Reputation: 3957
In my application, I have a for-loop running over roughly ten million items, like this:
int main(int argc, char* argv [])
{
unsigned int nNodes = 10000000;
Node** nodeList = new Node* [nNodes];
initialiseNodes(nodeList); // nodes are initialised here
for (unsigned int ii = 0l ii < nNodes; ++ii)
nodeList[ii]->update();
showOutput(nodeList) // show the output in some way
}
I won't go into detail about how the nodes are exactly initialised or shown. What's important is that the Node::update()

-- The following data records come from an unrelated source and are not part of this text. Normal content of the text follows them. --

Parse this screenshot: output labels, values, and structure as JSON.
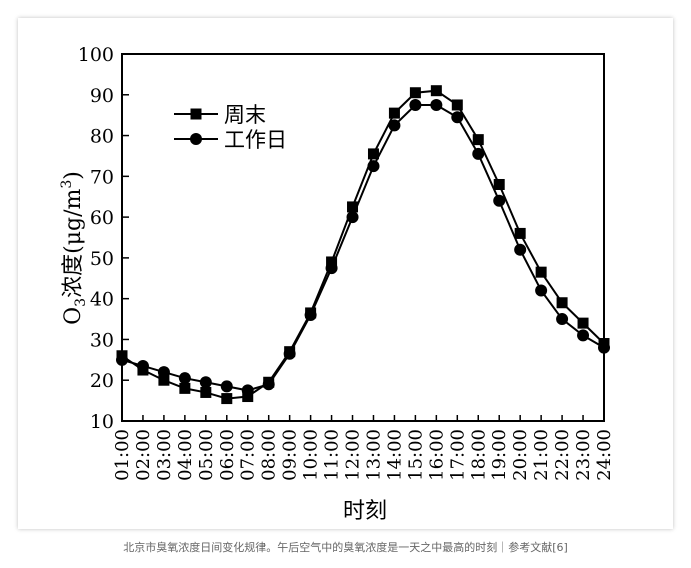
{
  "caption": "北京市臭氧浓度日间变化规律。午后空气中的臭氧浓度是一天之中最高的时刻｜参考文献[6]",
  "chart_data": {
    "type": "line",
    "title": "",
    "xlabel": "时刻",
    "ylabel_main": "O",
    "ylabel_sub": "3",
    "ylabel_rest": "浓度(μg/m",
    "ylabel_sup": "3",
    "ylabel_close": ")",
    "ylim": [
      10,
      100
    ],
    "yticks": [
      10,
      20,
      30,
      40,
      50,
      60,
      70,
      80,
      90,
      100
    ],
    "grid": false,
    "legend_position": "top-left",
    "categories": [
      "01:00",
      "02:00",
      "03:00",
      "04:00",
      "05:00",
      "06:00",
      "07:00",
      "08:00",
      "09:00",
      "10:00",
      "11:00",
      "12:00",
      "13:00",
      "14:00",
      "15:00",
      "16:00",
      "17:00",
      "18:00",
      "19:00",
      "20:00",
      "21:00",
      "22:00",
      "23:00",
      "24:00"
    ],
    "series": [
      {
        "name": "周末",
        "marker": "square",
        "values": [
          26,
          22.5,
          20,
          18,
          17,
          15.5,
          16,
          19.5,
          27,
          36.5,
          49,
          62.5,
          75.5,
          85.5,
          90.5,
          91,
          87.5,
          79,
          68,
          56,
          46.5,
          39,
          34,
          29
        ]
      },
      {
        "name": "工作日",
        "marker": "circle",
        "values": [
          25,
          23.5,
          22,
          20.5,
          19.5,
          18.5,
          17.5,
          19,
          26.5,
          36,
          47.5,
          60,
          72.5,
          82.5,
          87.5,
          87.5,
          84.5,
          75.5,
          64,
          52,
          42,
          35,
          31,
          28
        ]
      }
    ]
  }
}
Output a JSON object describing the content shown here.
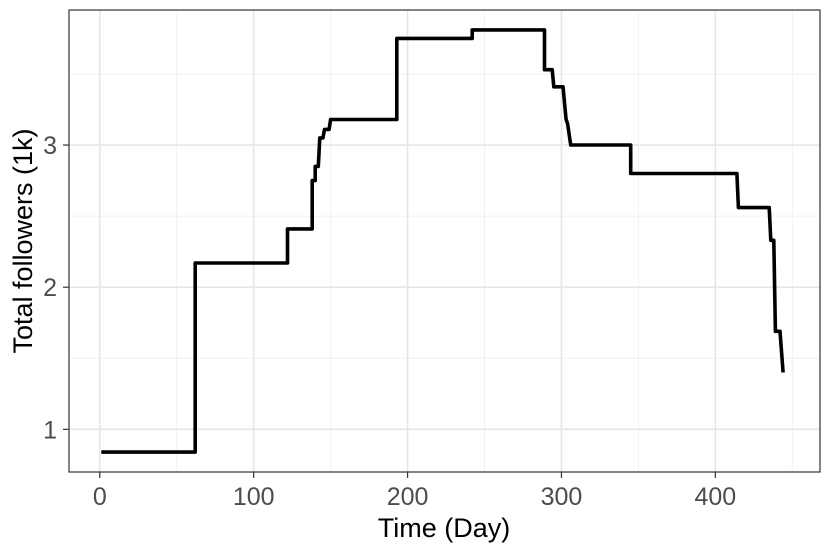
{
  "chart_data": {
    "type": "line",
    "xlabel": "Time (Day)",
    "ylabel": "Total followers (1k)",
    "xlim": [
      -20,
      468
    ],
    "ylim": [
      0.7,
      3.95
    ],
    "xticks": [
      0,
      100,
      200,
      300,
      400
    ],
    "yticks": [
      1,
      2,
      3
    ],
    "x_tick_labels": [
      "0",
      "100",
      "200",
      "300",
      "400"
    ],
    "y_tick_labels": [
      "1",
      "2",
      "3"
    ],
    "grid": true,
    "series": [
      {
        "color": "#000000",
        "points": [
          [
            1,
            0.84
          ],
          [
            62,
            0.84
          ],
          [
            62,
            2.17
          ],
          [
            122,
            2.17
          ],
          [
            122,
            2.41
          ],
          [
            138,
            2.41
          ],
          [
            138,
            2.75
          ],
          [
            140,
            2.75
          ],
          [
            140,
            2.85
          ],
          [
            142,
            2.85
          ],
          [
            143,
            3.05
          ],
          [
            145,
            3.05
          ],
          [
            146,
            3.11
          ],
          [
            149,
            3.11
          ],
          [
            150,
            3.18
          ],
          [
            193,
            3.18
          ],
          [
            193,
            3.75
          ],
          [
            242,
            3.75
          ],
          [
            242,
            3.81
          ],
          [
            289,
            3.81
          ],
          [
            289,
            3.53
          ],
          [
            294,
            3.53
          ],
          [
            295,
            3.41
          ],
          [
            301,
            3.41
          ],
          [
            303,
            3.18
          ],
          [
            304,
            3.15
          ],
          [
            306,
            3.0
          ],
          [
            345,
            3.0
          ],
          [
            345,
            2.8
          ],
          [
            414,
            2.8
          ],
          [
            415,
            2.56
          ],
          [
            435,
            2.56
          ],
          [
            436,
            2.33
          ],
          [
            438,
            2.33
          ],
          [
            439,
            1.69
          ],
          [
            442,
            1.69
          ],
          [
            444,
            1.4
          ]
        ]
      }
    ]
  }
}
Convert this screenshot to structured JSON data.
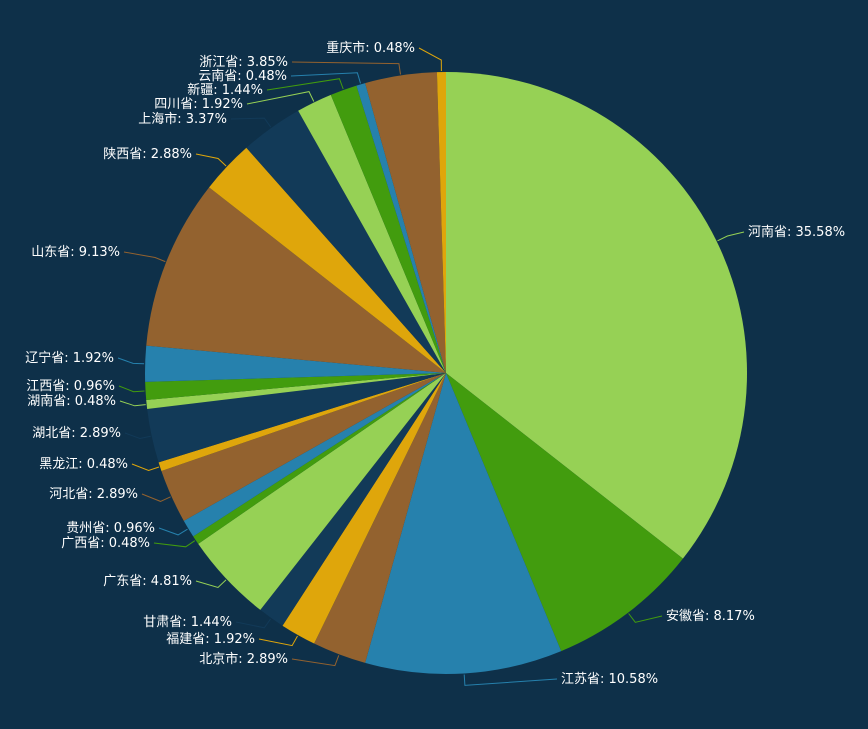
{
  "chart_data": {
    "type": "pie",
    "title": "",
    "start_angle_deg": 90,
    "direction": "clockwise",
    "legend": "none",
    "slices": [
      {
        "name": "河南省",
        "value": 35.58,
        "label": "河南省: 35.58%",
        "color": "#96d155"
      },
      {
        "name": "安徽省",
        "value": 8.17,
        "label": "安徽省: 8.17%",
        "color": "#429c0e"
      },
      {
        "name": "江苏省",
        "value": 10.58,
        "label": "江苏省: 10.58%",
        "color": "#2681ad"
      },
      {
        "name": "北京市",
        "value": 2.89,
        "label": "北京市: 2.89%",
        "color": "#93622f"
      },
      {
        "name": "福建省",
        "value": 1.92,
        "label": "福建省: 1.92%",
        "color": "#dfa60b"
      },
      {
        "name": "甘肃省",
        "value": 1.44,
        "label": "甘肃省: 1.44%",
        "color": "#123a58"
      },
      {
        "name": "广东省",
        "value": 4.81,
        "label": "广东省: 4.81%",
        "color": "#96d155"
      },
      {
        "name": "广西省",
        "value": 0.48,
        "label": "广西省: 0.48%",
        "color": "#429c0e"
      },
      {
        "name": "贵州省",
        "value": 0.96,
        "label": "贵州省: 0.96%",
        "color": "#2681ad"
      },
      {
        "name": "河北省",
        "value": 2.89,
        "label": "河北省: 2.89%",
        "color": "#93622f"
      },
      {
        "name": "黑龙江",
        "value": 0.48,
        "label": "黑龙江: 0.48%",
        "color": "#dfa60b"
      },
      {
        "name": "湖北省",
        "value": 2.89,
        "label": "湖北省: 2.89%",
        "color": "#123a58"
      },
      {
        "name": "湖南省",
        "value": 0.48,
        "label": "湖南省: 0.48%",
        "color": "#96d155"
      },
      {
        "name": "江西省",
        "value": 0.96,
        "label": "江西省: 0.96%",
        "color": "#429c0e"
      },
      {
        "name": "辽宁省",
        "value": 1.92,
        "label": "辽宁省: 1.92%",
        "color": "#2681ad"
      },
      {
        "name": "山东省",
        "value": 9.13,
        "label": "山东省: 9.13%",
        "color": "#93622f"
      },
      {
        "name": "陕西省",
        "value": 2.88,
        "label": "陕西省: 2.88%",
        "color": "#dfa60b"
      },
      {
        "name": "上海市",
        "value": 3.37,
        "label": "上海市: 3.37%",
        "color": "#123a58"
      },
      {
        "name": "四川省",
        "value": 1.92,
        "label": "四川省: 1.92%",
        "color": "#96d155"
      },
      {
        "name": "新疆",
        "value": 1.44,
        "label": "新疆: 1.44%",
        "color": "#429c0e"
      },
      {
        "name": "云南省",
        "value": 0.48,
        "label": "云南省: 0.48%",
        "color": "#2681ad"
      },
      {
        "name": "浙江省",
        "value": 3.85,
        "label": "浙江省: 3.85%",
        "color": "#93622f"
      },
      {
        "name": "重庆市",
        "value": 0.48,
        "label": "重庆市: 0.48%",
        "color": "#dfa60b"
      }
    ]
  }
}
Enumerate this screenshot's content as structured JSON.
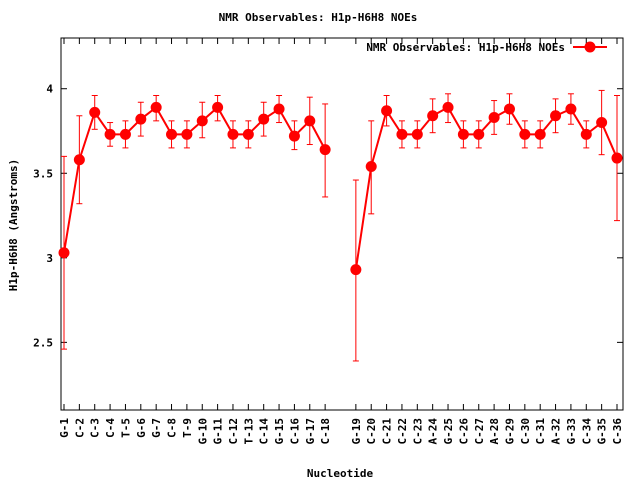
{
  "chart_data": {
    "type": "line",
    "title": "NMR Observables: H1p-H6H8 NOEs",
    "xlabel": "Nucleotide",
    "ylabel": "H1p-H6H8 (Angstroms)",
    "ylim": [
      2.1,
      4.3
    ],
    "yticks": [
      "2.5",
      "3",
      "3.5",
      "4"
    ],
    "grid": false,
    "legend_position": "top-right",
    "color": "#ff0000",
    "series": [
      {
        "name": "NMR Observables: H1p-H6H8 NOEs",
        "segments": [
          {
            "categories": [
              "G-1",
              "C-2",
              "C-3",
              "C-4",
              "T-5",
              "G-6",
              "G-7",
              "C-8",
              "T-9",
              "G-10",
              "G-11",
              "C-12",
              "T-13",
              "C-14",
              "G-15",
              "C-16",
              "G-17",
              "C-18"
            ],
            "values": [
              3.03,
              3.58,
              3.86,
              3.73,
              3.73,
              3.82,
              3.89,
              3.73,
              3.73,
              3.81,
              3.89,
              3.73,
              3.73,
              3.82,
              3.88,
              3.72,
              3.81,
              3.64
            ],
            "err_low": [
              2.46,
              3.32,
              3.76,
              3.66,
              3.65,
              3.72,
              3.81,
              3.65,
              3.65,
              3.71,
              3.81,
              3.65,
              3.65,
              3.72,
              3.8,
              3.64,
              3.67,
              3.36
            ],
            "err_high": [
              3.6,
              3.84,
              3.96,
              3.8,
              3.81,
              3.92,
              3.96,
              3.81,
              3.81,
              3.92,
              3.96,
              3.81,
              3.81,
              3.92,
              3.96,
              3.81,
              3.95,
              3.91
            ]
          },
          {
            "categories": [
              "G-19",
              "C-20",
              "C-21",
              "C-22",
              "C-23",
              "A-24",
              "G-25",
              "C-26",
              "C-27",
              "A-28",
              "G-29",
              "C-30",
              "C-31",
              "A-32",
              "G-33",
              "C-34",
              "G-35",
              "C-36"
            ],
            "values": [
              2.93,
              3.54,
              3.87,
              3.73,
              3.73,
              3.84,
              3.89,
              3.73,
              3.73,
              3.83,
              3.88,
              3.73,
              3.73,
              3.84,
              3.88,
              3.73,
              3.8,
              3.59
            ],
            "err_low": [
              2.39,
              3.26,
              3.78,
              3.65,
              3.65,
              3.74,
              3.8,
              3.65,
              3.65,
              3.73,
              3.79,
              3.65,
              3.65,
              3.74,
              3.79,
              3.65,
              3.61,
              3.22
            ],
            "err_high": [
              3.46,
              3.81,
              3.96,
              3.81,
              3.81,
              3.94,
              3.97,
              3.81,
              3.81,
              3.93,
              3.97,
              3.81,
              3.81,
              3.94,
              3.97,
              3.81,
              3.99,
              3.96
            ]
          }
        ]
      }
    ]
  }
}
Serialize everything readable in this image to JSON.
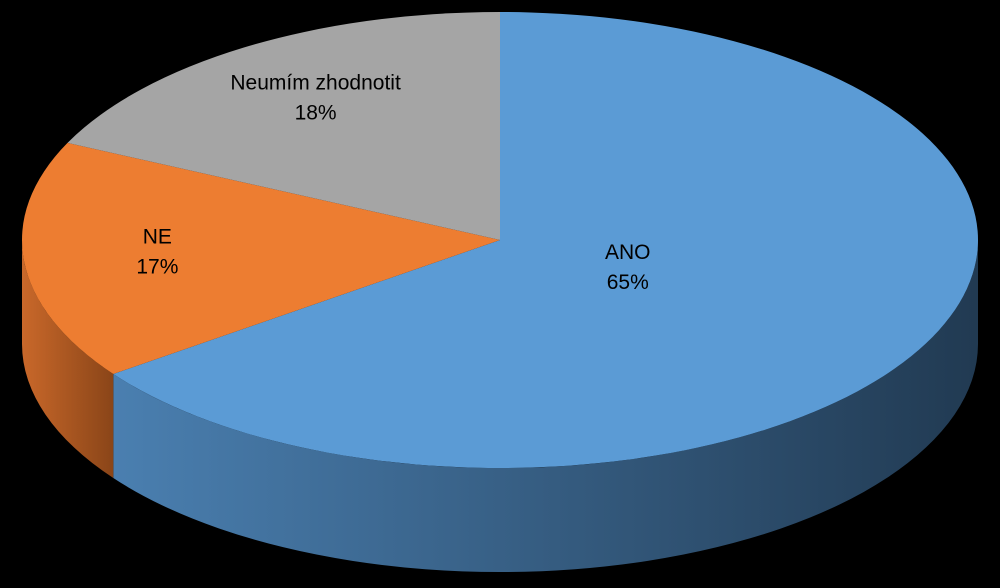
{
  "chart_data": {
    "type": "pie",
    "style": "3d",
    "title": "",
    "slices": [
      {
        "name": "ANO",
        "value": 65,
        "percent_label": "65%",
        "color": "#5B9BD5",
        "side_color_light": "#4A7FB0",
        "side_color_dark": "#213A52"
      },
      {
        "name": "NE",
        "value": 17,
        "percent_label": "17%",
        "color": "#ED7D31",
        "side_color_light": "#C9682A",
        "side_color_dark": "#8A4518"
      },
      {
        "name": "Neumím zhodnotit",
        "value": 18,
        "percent_label": "18%",
        "color": "#A5A5A5",
        "side_color_light": "#8A8A8A",
        "side_color_dark": "#5C5C5C"
      }
    ],
    "start_angle_deg": 0,
    "direction": "clockwise",
    "legend": "none",
    "background": "#000000"
  }
}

method is a small method, independent of the other nodes. Thus, it would be very advantageous to perform this for-loop in parallel. Since it is only a small thing, I wanted to stay away from OpenCL/CUDA/OpenMP this time, so I used the C++ Concurrency::parallel_for
instead. So then the code then looks like this:
#include <ppl.h>
int main(int argc, char* argv [])
{
unsigned int nNodes = 10000000;
Node** nodeList = new Node* [nNodes];
initialiseNodes(nodeList); // nodes are initialised here
Concurrency::parallel_for(unsigned int(0), nNodes, [&](unsigned int ii) {
nodeList[ii]->update();
});
showOutput(nodeList) // show the output in some way
}
This indeed speeds up the programme a little bit, but typically by only 20% or so, I found. Frankly, I expected more. Can someone tell me if this is a typical speed-up factor when using parallel_for
? Or are there ways to get more out of it (without switching to GPU implementations)?
Upvotes: 1
Views: 760
Reputation: 3957
I found what I think contributes most heavily to the performance increase. Surely, like @anthony-burleigh said, the tasks has to be parallelisable and the amount of shared data influences is as well. What I found, however, is that the computational load of the parallelised method matters far more. Big tasks seem to give a higher speed-up than small tasks.
So for example, in:
Concurrency::parallel_for(unsigned int(0), nNodes, [&](unsigned int ii) {
nodeList[ii]->update(); // <-- very small task
});
I only got a speed-up factor of 1.2. However, in a heavy task, like:
Concurrency::parallel_for(unsigned int(0), nNodes, [&](unsigned int ii) {
ray[ii]->recursiveRayTrace(); // <-- very heavy task
});
the programme suddenly ran 3 times as fast.
I am sure that there is a deeper explanation for all this, but this is what I found by trial and error.
Upvotes: 0
Reputation: 352
Throwing more cores at a problem will not always yield an improvement. In fact, in the worst case it can even reduce performance. To benefit from using multiple cores depends on many things, such as the amount of shared data involved. Some problems are inherently parallelizable, and some are not.
Upvotes: 1